PAKAN

Table of Contents

PAKAN

Cara pemberian pakan pada umur 1 – 7 hari dilakukan sesering mungkin sedikit demi sedikit ( 1 hari bisa 5 kali). Hal ini untuk merangsang itik agar mau makan terus menerus. Kondisi ini juga dimaksudkan sekaligus untuk memperhatikan itik kondisinya dapat terus dipantau. Apabila ada itik yang kurang sehat atau kalah bersaing, segera dapat dipindahkan ke petak tersendiri ( karantina ). · Pakan harus dari pabrik yang sesuai dengan standart yaitu 511/BR 1 atau yang setara. Pakan consentrat 511 diberikan pada umur itik 1 – 14 hari. Pada usia 15 – panen kita beri pakan campuran. Formula pakan 40 % concertrat, dan 60 % buatan sendiri dengan difermentasi menggunakan probitik SOC HSC. Pemberian pakan dalam 1 hari adalah 3 kali, yaitu jam 7, 12, 4. Tempat pakan harus dicuci hingga bersih dan dikeringkan sebelum digunakan kembali · Minum.

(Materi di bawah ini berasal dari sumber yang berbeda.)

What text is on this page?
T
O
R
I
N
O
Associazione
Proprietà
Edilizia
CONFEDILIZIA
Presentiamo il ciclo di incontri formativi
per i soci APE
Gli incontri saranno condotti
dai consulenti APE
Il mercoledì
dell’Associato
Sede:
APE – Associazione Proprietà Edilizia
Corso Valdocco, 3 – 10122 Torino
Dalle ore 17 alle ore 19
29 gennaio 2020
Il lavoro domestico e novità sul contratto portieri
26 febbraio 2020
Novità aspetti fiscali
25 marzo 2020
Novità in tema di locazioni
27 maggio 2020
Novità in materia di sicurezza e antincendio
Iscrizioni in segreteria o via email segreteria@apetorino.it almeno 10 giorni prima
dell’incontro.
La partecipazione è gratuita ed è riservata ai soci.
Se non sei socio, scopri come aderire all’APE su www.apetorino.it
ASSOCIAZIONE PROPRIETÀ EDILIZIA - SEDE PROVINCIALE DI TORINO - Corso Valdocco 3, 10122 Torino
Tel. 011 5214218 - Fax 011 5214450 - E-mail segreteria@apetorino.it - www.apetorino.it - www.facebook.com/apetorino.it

Selama itik makan buatan pabrik, untuk minum harus di beri 2,5 ml SOC dicampur 5 liter air. Ø Cara membuat campurannya : a. 2.5 ml SOC dicampur 5 liter air. b. 2 sendok makan gula pasir/gula merah dilarutkan dalam 1 gelas air. c. a dan b dicampur dan dibiarkan minimal 15 menit baru diberikan pada itik. d. Pada saat malam hari tempat minum harus dikosongkan.

PENYAKIT :

Beberapa Penyakit pada aitik Peking antara lain :
  • Kurangnya pengetahuan tentang beternak unggas .
  • Bencana alam yang tidak diduga
  • Keamanan kurang
  • DOD yang kita beli adalah palsu, bisa jadi betina atau kualitasnya kurang bagus sehingga laju pertumbuhannya kurang.
  • Tidak mendapat dukungan dari masyarakat sekitar.
  • Limbah yang yang bau ( bisa diatasi dengan tehnologi dan pola pakan fermentasi dengan “probiotik SOC HCS” sehingga bau dapat diminalkan ).
  • Hasil panen yang melimpah sehingga harga jual turun.
  • Penyakit dan gangguan kesehatan pada itik

 

Walaupun tidak berakibat fatal, penyakit/gangguan kesehatan harus tetap diwaspadai. Tanda – tanda itik sakit. tidak bersuara , tidak nafsu makan, gerakannya lamban, antara lain :
Berak Kapur:
Ditandai kotoran itik berwarna hijau dengan bercak putih, gangguan kesehatan ini di duga karena bakteri Salmonella typhimurium. Pengobatan yang dianjurkan memberikan Nitrofuran, Sulfa atau anti biotik lainnya, salah satunya dengan mencampur pakan dengan Furasodidon 0,0011 %.
Itik lumpuh:
Penyebab, makanan basi atau kadaluwarga, makan bangkai atau terlalu banyak berada di tanah becek. Mengatasinya telankan butiran es batu. Dianjurkan tidak memberikan pakan nabati yang berjamur. Seperti jagung dan bungkil yang sudah lama. Pakan kadaluwarsa ini mengandung Aspergillasis flavur yang dapat meracuni sehingga menyebabkan kelumpuhan.
Tidak Nafsu Makan:
Campurkan di air minum 1 liter dengan prebotik SOC 2.5 ml gram atau trace elemen lainnya dan vitamin.
Gangguan Tenggorokan:
Adanya cacing yang menempel di tenggorokan, cara menanggulanginya dengan mencabut cacing yang menempel dengan pinset, setelah itu diberikan obat Tetrachlor.